Muito bom, Luiz! A linguagem tá perfeita, solta, divertida, atraente, pulsante... (Hehe!)
Pô, não tem segurança nesse colégio, não? Esses caras não são alunos, são marginais. E o coitado do Leo de camisa branca...
Com você escrevendo desse jeito, não dá outra, quero ler mais, mais e mais!
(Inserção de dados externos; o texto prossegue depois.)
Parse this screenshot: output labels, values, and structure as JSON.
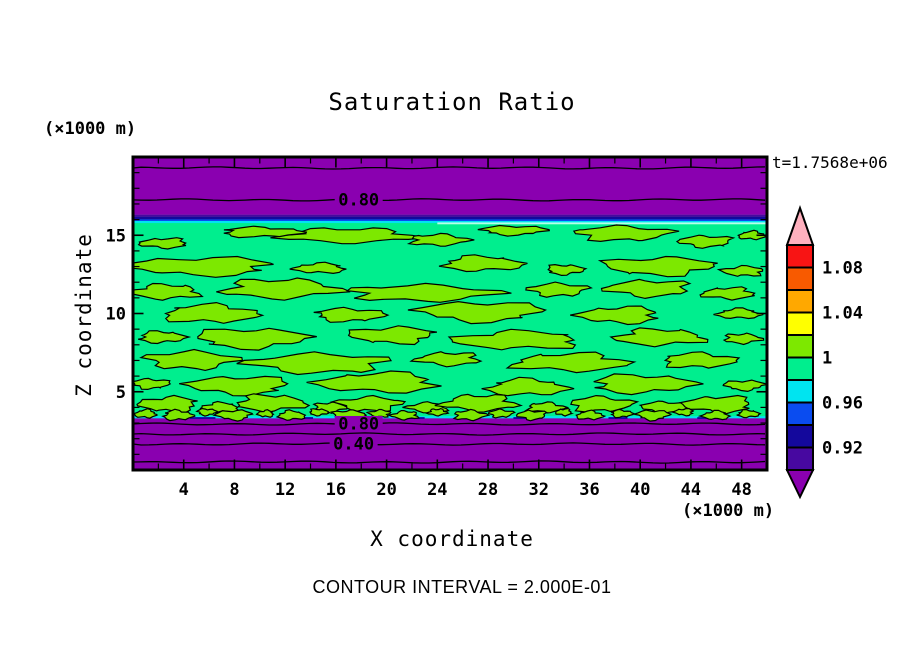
{
  "title": "Saturation Ratio",
  "time_label": "t=1.7568e+06",
  "footer_note": "CONTOUR INTERVAL = 2.000E-01",
  "x_axis": {
    "label": "X coordinate",
    "unit_label": "(×1000 m)",
    "range": [
      0,
      50
    ],
    "major_ticks": [
      4,
      8,
      12,
      16,
      20,
      24,
      28,
      32,
      36,
      40,
      44,
      48
    ],
    "minor_step": 2
  },
  "z_axis": {
    "label": "Z coordinate",
    "unit_label": "(×1000 m)",
    "range": [
      0,
      20
    ],
    "major_ticks": [
      5,
      10,
      15
    ],
    "minor_step": 1
  },
  "colorbar": {
    "labels": [
      {
        "text": "1.08",
        "boundary": 1
      },
      {
        "text": "1.04",
        "boundary": 3
      },
      {
        "text": "1",
        "boundary": 5
      },
      {
        "text": "0.96",
        "boundary": 7
      },
      {
        "text": "0.92",
        "boundary": 9
      }
    ],
    "segment_colors": [
      "#F81414",
      "#F85A00",
      "#FFA800",
      "#FFFF00",
      "#7DE800",
      "#00EE8E",
      "#00E4F0",
      "#0A4CF0",
      "#14089C",
      "#4708A0"
    ],
    "arrow_top_color": "#FFB0BE",
    "arrow_bottom_color": "#8A00B0",
    "outline_color": "#000000"
  },
  "chart_data": {
    "type": "contour",
    "title": "Saturation Ratio",
    "x_range": [
      0,
      50
    ],
    "z_range": [
      0,
      20
    ],
    "contour_interval": 0.2,
    "segment_boundaries_top_to_bottom": [
      1.1,
      1.08,
      1.06,
      1.04,
      1.02,
      1.0,
      0.98,
      0.96,
      0.94,
      0.92,
      0.9
    ],
    "interior_value_band": [
      0.98,
      1.0
    ],
    "patch_value_band": [
      1.0,
      1.02
    ],
    "dry_band_value": "< 0.90",
    "colors": {
      "background_green": "#00EE8E",
      "patch_green": "#7DE800",
      "band_purple": "#8A00B0",
      "stripe_indigo": "#4708A0",
      "stripe_navy": "#14089C",
      "stripe_blue": "#0A4CF0",
      "stripe_cyan": "#00E4F0",
      "stripe_pale": "#B6FFE9",
      "line_black": "#000000"
    },
    "bands": {
      "top": {
        "purple_z": [
          16.3,
          20.0
        ],
        "indigo_z": [
          16.17,
          16.3
        ],
        "navy_z": [
          16.01,
          16.17
        ],
        "blue_z": [
          15.91,
          16.01
        ],
        "cyan_z": [
          15.78,
          15.91
        ],
        "pale_z": [
          15.7,
          15.82
        ],
        "pale_x_from": 24
      },
      "bottom": {
        "cyan_z": [
          3.3,
          3.44
        ],
        "purple_z": [
          0.0,
          3.3
        ],
        "navy_dash_x": [
          [
            4.5,
            6.5
          ],
          [
            13.0,
            14.2
          ],
          [
            21.5,
            23.0
          ],
          [
            30.0,
            31.5
          ],
          [
            37.5,
            39.0
          ],
          [
            44.5,
            45.8
          ]
        ],
        "navy_dash_z": [
          3.26,
          3.38
        ]
      }
    },
    "contours": [
      {
        "label": "",
        "z": 19.3
      },
      {
        "label": "0.80",
        "z": 17.26,
        "label_x": 17.8
      },
      {
        "label": "0.80",
        "z": 2.94,
        "label_x": 17.8
      },
      {
        "label": "",
        "z": 2.3
      },
      {
        "label": "0.40",
        "z": 1.66,
        "label_x": 17.4
      },
      {
        "label": "",
        "z": 0.51
      }
    ],
    "patches": [
      [
        17.0,
        15.0,
        5.0,
        0.45
      ],
      [
        24.0,
        14.7,
        2.2,
        0.35
      ],
      [
        38.5,
        15.1,
        3.6,
        0.45
      ],
      [
        45.2,
        14.6,
        2.0,
        0.35
      ],
      [
        2.5,
        14.5,
        1.8,
        0.3
      ],
      [
        48.8,
        15.0,
        1.0,
        0.25
      ],
      [
        10.0,
        15.2,
        3.0,
        0.3
      ],
      [
        30.0,
        15.3,
        2.4,
        0.28
      ],
      [
        5.5,
        13.0,
        5.4,
        0.55
      ],
      [
        14.8,
        12.9,
        1.9,
        0.3
      ],
      [
        27.5,
        13.2,
        3.0,
        0.45
      ],
      [
        34.0,
        12.8,
        1.4,
        0.3
      ],
      [
        41.5,
        13.0,
        4.2,
        0.55
      ],
      [
        48.2,
        12.7,
        1.6,
        0.3
      ],
      [
        2.6,
        11.4,
        2.6,
        0.45
      ],
      [
        11.5,
        11.6,
        4.4,
        0.6
      ],
      [
        22.5,
        11.3,
        5.6,
        0.5
      ],
      [
        33.5,
        11.5,
        2.2,
        0.4
      ],
      [
        40.8,
        11.6,
        3.2,
        0.5
      ],
      [
        47.0,
        11.3,
        2.0,
        0.35
      ],
      [
        6.0,
        10.0,
        3.6,
        0.55
      ],
      [
        17.0,
        9.9,
        2.6,
        0.4
      ],
      [
        27.5,
        10.1,
        4.6,
        0.6
      ],
      [
        38.5,
        9.9,
        3.0,
        0.5
      ],
      [
        47.8,
        10.0,
        1.6,
        0.3
      ],
      [
        2.2,
        8.5,
        1.7,
        0.35
      ],
      [
        9.2,
        8.4,
        4.2,
        0.6
      ],
      [
        20.5,
        8.6,
        3.2,
        0.5
      ],
      [
        30.5,
        8.3,
        4.8,
        0.55
      ],
      [
        41.5,
        8.5,
        3.4,
        0.5
      ],
      [
        48.0,
        8.4,
        1.4,
        0.3
      ],
      [
        4.5,
        7.0,
        3.4,
        0.55
      ],
      [
        14.8,
        6.8,
        5.2,
        0.6
      ],
      [
        25.0,
        7.1,
        2.4,
        0.4
      ],
      [
        34.5,
        6.9,
        4.4,
        0.55
      ],
      [
        44.5,
        7.0,
        2.8,
        0.45
      ],
      [
        1.4,
        5.5,
        1.4,
        0.3
      ],
      [
        8.5,
        5.4,
        3.8,
        0.55
      ],
      [
        19.5,
        5.6,
        4.5,
        0.6
      ],
      [
        31.0,
        5.3,
        3.0,
        0.5
      ],
      [
        40.0,
        5.5,
        3.8,
        0.55
      ],
      [
        48.2,
        5.4,
        1.5,
        0.3
      ],
      [
        2.9,
        4.2,
        2.2,
        0.45
      ],
      [
        6.9,
        4.0,
        1.4,
        0.3
      ],
      [
        10.8,
        4.3,
        2.6,
        0.5
      ],
      [
        15.5,
        4.0,
        1.2,
        0.3
      ],
      [
        18.7,
        4.2,
        2.4,
        0.45
      ],
      [
        23.4,
        4.0,
        1.6,
        0.3
      ],
      [
        27.4,
        4.3,
        2.8,
        0.5
      ],
      [
        32.5,
        4.0,
        1.4,
        0.3
      ],
      [
        36.8,
        4.2,
        2.4,
        0.45
      ],
      [
        42.0,
        4.0,
        1.8,
        0.35
      ],
      [
        46.3,
        4.2,
        2.6,
        0.5
      ],
      [
        1.0,
        3.6,
        0.8,
        0.25
      ],
      [
        3.5,
        3.5,
        1.1,
        0.3
      ],
      [
        5.8,
        3.7,
        0.7,
        0.2
      ],
      [
        8.0,
        3.5,
        1.3,
        0.3
      ],
      [
        10.5,
        3.6,
        0.6,
        0.2
      ],
      [
        12.5,
        3.5,
        1.0,
        0.28
      ],
      [
        14.6,
        3.7,
        0.7,
        0.2
      ],
      [
        17.0,
        3.5,
        1.2,
        0.3
      ],
      [
        19.5,
        3.6,
        0.8,
        0.22
      ],
      [
        21.5,
        3.5,
        1.0,
        0.26
      ],
      [
        24.0,
        3.7,
        0.7,
        0.2
      ],
      [
        26.5,
        3.5,
        1.2,
        0.3
      ],
      [
        29.0,
        3.6,
        0.9,
        0.24
      ],
      [
        31.5,
        3.5,
        1.1,
        0.28
      ],
      [
        34.0,
        3.7,
        0.6,
        0.2
      ],
      [
        36.0,
        3.5,
        1.0,
        0.26
      ],
      [
        38.5,
        3.6,
        0.8,
        0.22
      ],
      [
        41.0,
        3.5,
        1.2,
        0.3
      ],
      [
        43.5,
        3.7,
        0.7,
        0.2
      ],
      [
        46.0,
        3.5,
        1.0,
        0.26
      ],
      [
        48.5,
        3.6,
        0.8,
        0.22
      ]
    ]
  }
}
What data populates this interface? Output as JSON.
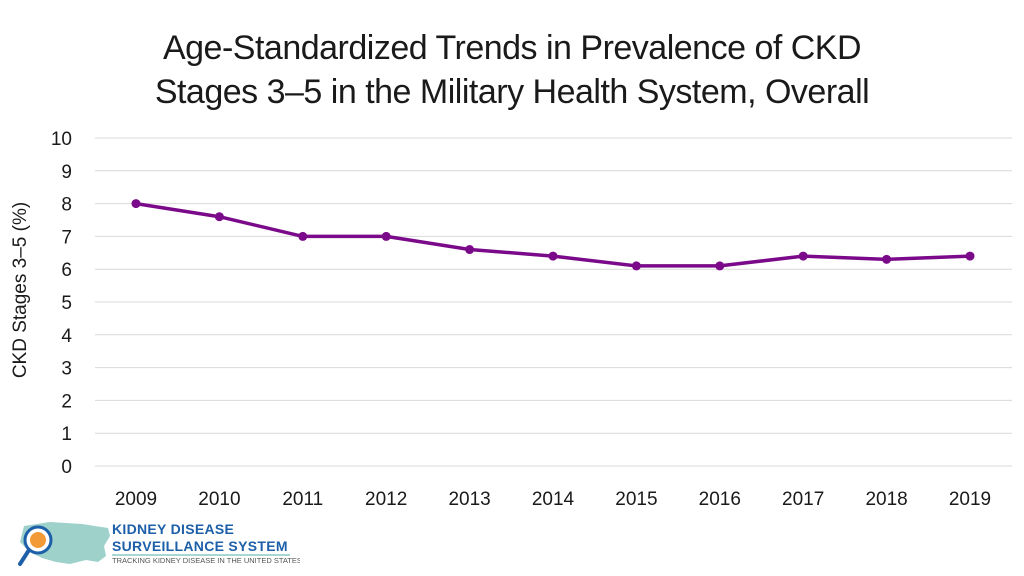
{
  "chart_data": {
    "type": "line",
    "title_line1": "Age-Standardized Trends in Prevalence of CKD",
    "title_line2": "Stages 3–5 in the Military Health System, Overall",
    "ylabel": "CKD Stages 3–5 (%)",
    "xlabel": "",
    "categories": [
      "2009",
      "2010",
      "2011",
      "2012",
      "2013",
      "2014",
      "2015",
      "2016",
      "2017",
      "2018",
      "2019"
    ],
    "series": [
      {
        "name": "Overall",
        "values": [
          8.0,
          7.6,
          7.0,
          7.0,
          6.6,
          6.4,
          6.1,
          6.1,
          6.4,
          6.3,
          6.4
        ]
      }
    ],
    "ylim": [
      0,
      10
    ],
    "yticks": [
      0,
      1,
      2,
      3,
      4,
      5,
      6,
      7,
      8,
      9,
      10
    ],
    "grid": true,
    "colors": {
      "line": "#7b0a8a",
      "grid": "#d9d9d9"
    }
  },
  "logo": {
    "line1": "KIDNEY DISEASE",
    "line2": "SURVEILLANCE SYSTEM",
    "line3": "TRACKING KIDNEY DISEASE IN THE UNITED STATES"
  }
}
Luiz Fernando Teodosio disse...

Nossa. Muito obrigado Isie. Fiquei na duvida se este cap ia agradar por ter sido um pouco(como você disse) mais solto que os outros.
Eh, se tivesse segurança em todos os colegios não haveria estes trotes bem humilhantes. Talvez o Ventura tenha mais defeitos do que aparenta nesse quesito.
Hehe, a cor da camisa dele vai mudar.
Aguenta mais alguns dias pra saber o resto. Fico satisfeito que eu esteja conseguindo prender você na história; é uma caracteristica que estou apostando muito nesse livro.
Até. :)

Yokuo disse...

Aaaah, o velho trote! Hehe. Esses desgraçados me dão uma raiva tamanha que você não tem ideia! Bom trabalho em me fazer odiar alguém em uma história, isso é um ótimo sinal! Haha.

Cada vez mais a gente simpatiza com o Léo. Não necessariamente identificar-se com ele, até porque eu, por exemplo, provavelmente não passei por metade do que ele passou e passa, mas rola sim uma empatia porque a gente fica torcendo por ele.